Loi du 22 mars 2026 : suspension totale portée à 6 mois, mi-temps à 12 mois, 1/5 temps à 30 mois — reconnaissance mutualiste étendue à deux ans


La loi du 22 mars 2026 portant diverses mesures en faveur des aidants proches, publiée au Moniteur belge du 1er avril 2026, réforme en profondeur le congé pour aidants proches à compter du 1er juillet 2026 : la suspension totale des prestations passe de 3 à 6 mois, la réduction à mi-temps de 6 à 12 mois et la diminution de carrière d'1/5 temps de 6 à 30 mois par personne aidée. La reconnaissance mutualiste est désormais valable deux ans, et le congé devient fractionnable en semaines ou en mois moyennant l'accord de l'employeur. Le présent article détaille les conditions, les nouvelles durées, les modalités de fractionnement et les points d'attention pour le praticien qui accompagne des employeurs et des travailleurs.

1. Le congé pour aidants proches : un congé thématique subordonné à la reconnaissance mutualiste

Le congé pour aidants proches appartient à la famille des congés thématiques, aux côtés du congé parental, du congé pour soins palliatifs et du congé pour assistance médicale. Introduit dans notre ordre juridique en 2019 sur le fondement de l'article 100ter de la loi de redressement du 22 janvier 19852, il permet au travailleur reconnu comme aidant proche de suspendre totalement l'exécution de son contrat de travail, de réduire ses prestations à mi-temps ou de diminuer sa carrière d'1/5 temps.

1.1. La reconnaissance de la qualité d'aidant proche auprès de la mutualité

L'accès au congé est conditionné à une reconnaissance préalable. Le travailleur doit introduire une demande de reconnaissance auprès de sa mutualité au moyen d'un modèle type de déclaration sur l'honneur, par laquelle il s'engage à apporter une aide et un soutien continus ou réguliers à une personne en situation de dépendance. Ce n'est qu'une fois cette reconnaissance obtenue que le droit au congé thématique s'ouvre. La reconnaissance constitue donc le préalable administratif incontournable : sans elle, aucune demande de congé ne peut prospérer auprès de l'employeur.

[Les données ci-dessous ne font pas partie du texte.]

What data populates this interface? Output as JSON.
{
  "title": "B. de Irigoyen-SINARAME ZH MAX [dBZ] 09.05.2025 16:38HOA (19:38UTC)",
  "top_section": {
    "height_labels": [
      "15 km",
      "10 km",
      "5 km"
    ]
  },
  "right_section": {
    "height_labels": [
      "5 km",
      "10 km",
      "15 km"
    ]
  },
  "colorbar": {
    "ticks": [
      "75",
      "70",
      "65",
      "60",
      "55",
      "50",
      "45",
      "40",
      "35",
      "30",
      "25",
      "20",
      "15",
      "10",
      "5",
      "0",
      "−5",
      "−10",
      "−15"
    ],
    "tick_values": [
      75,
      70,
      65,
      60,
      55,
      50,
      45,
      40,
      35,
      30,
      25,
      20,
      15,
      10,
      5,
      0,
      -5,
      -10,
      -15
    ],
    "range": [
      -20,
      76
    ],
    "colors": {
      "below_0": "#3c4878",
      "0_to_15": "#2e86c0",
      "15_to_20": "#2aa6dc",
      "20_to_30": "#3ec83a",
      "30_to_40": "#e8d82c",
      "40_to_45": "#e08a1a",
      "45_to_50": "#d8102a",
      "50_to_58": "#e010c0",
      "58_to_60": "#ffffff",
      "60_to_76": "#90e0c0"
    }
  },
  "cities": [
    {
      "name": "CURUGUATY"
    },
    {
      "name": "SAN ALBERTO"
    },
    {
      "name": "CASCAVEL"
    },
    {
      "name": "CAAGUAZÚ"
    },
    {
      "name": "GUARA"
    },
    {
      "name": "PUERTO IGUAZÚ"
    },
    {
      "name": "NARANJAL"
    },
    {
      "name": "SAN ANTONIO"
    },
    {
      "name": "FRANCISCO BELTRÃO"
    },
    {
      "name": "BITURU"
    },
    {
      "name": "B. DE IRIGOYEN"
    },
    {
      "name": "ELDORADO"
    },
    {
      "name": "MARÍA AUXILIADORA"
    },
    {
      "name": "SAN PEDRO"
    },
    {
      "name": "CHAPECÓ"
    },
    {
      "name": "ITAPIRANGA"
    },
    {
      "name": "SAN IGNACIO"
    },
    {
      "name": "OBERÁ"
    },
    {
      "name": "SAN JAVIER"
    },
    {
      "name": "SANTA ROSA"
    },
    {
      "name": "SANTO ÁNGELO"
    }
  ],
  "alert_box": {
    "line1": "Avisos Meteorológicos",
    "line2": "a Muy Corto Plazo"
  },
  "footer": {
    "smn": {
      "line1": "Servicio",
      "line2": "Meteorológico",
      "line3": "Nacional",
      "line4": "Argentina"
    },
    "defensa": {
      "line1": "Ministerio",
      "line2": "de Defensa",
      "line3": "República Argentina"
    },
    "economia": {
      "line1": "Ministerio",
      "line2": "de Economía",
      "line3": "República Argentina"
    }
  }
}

1.2. Trois formes de congé et les allocations d'interruption de l'ONEM

Le congé peut prendre trois formes : la suspension totale des prestations, la réduction des prestations à mi-temps ou la diminution de carrière d'1/5 temps. Pendant la période couverte, l'ONEM octroie des allocations d'interruption, selon la mécanique commune aux congés thématiques. Le régime d'exécution est organisé par l'arrêté royal du 20 juillet 20213, que la réforme commentée conduit à adapter.

► Ce qu'il faut retenir

✓ Le congé pour aidants proches est un congé thématique distinct du congé pour assistance médicale : il vise l'aide structurelle à une personne dépendante, non l'assistance ponctuelle à un membre du ménage ou de la famille gravement malade.

✓ La reconnaissance mutualiste, obtenue par déclaration sur l'honneur, est la condition d'ouverture du droit ; elle précède toute demande auprès de l'employeur.

✓ L'ONEM verse des allocations d'interruption pendant le congé, quelle que soit la forme choisie.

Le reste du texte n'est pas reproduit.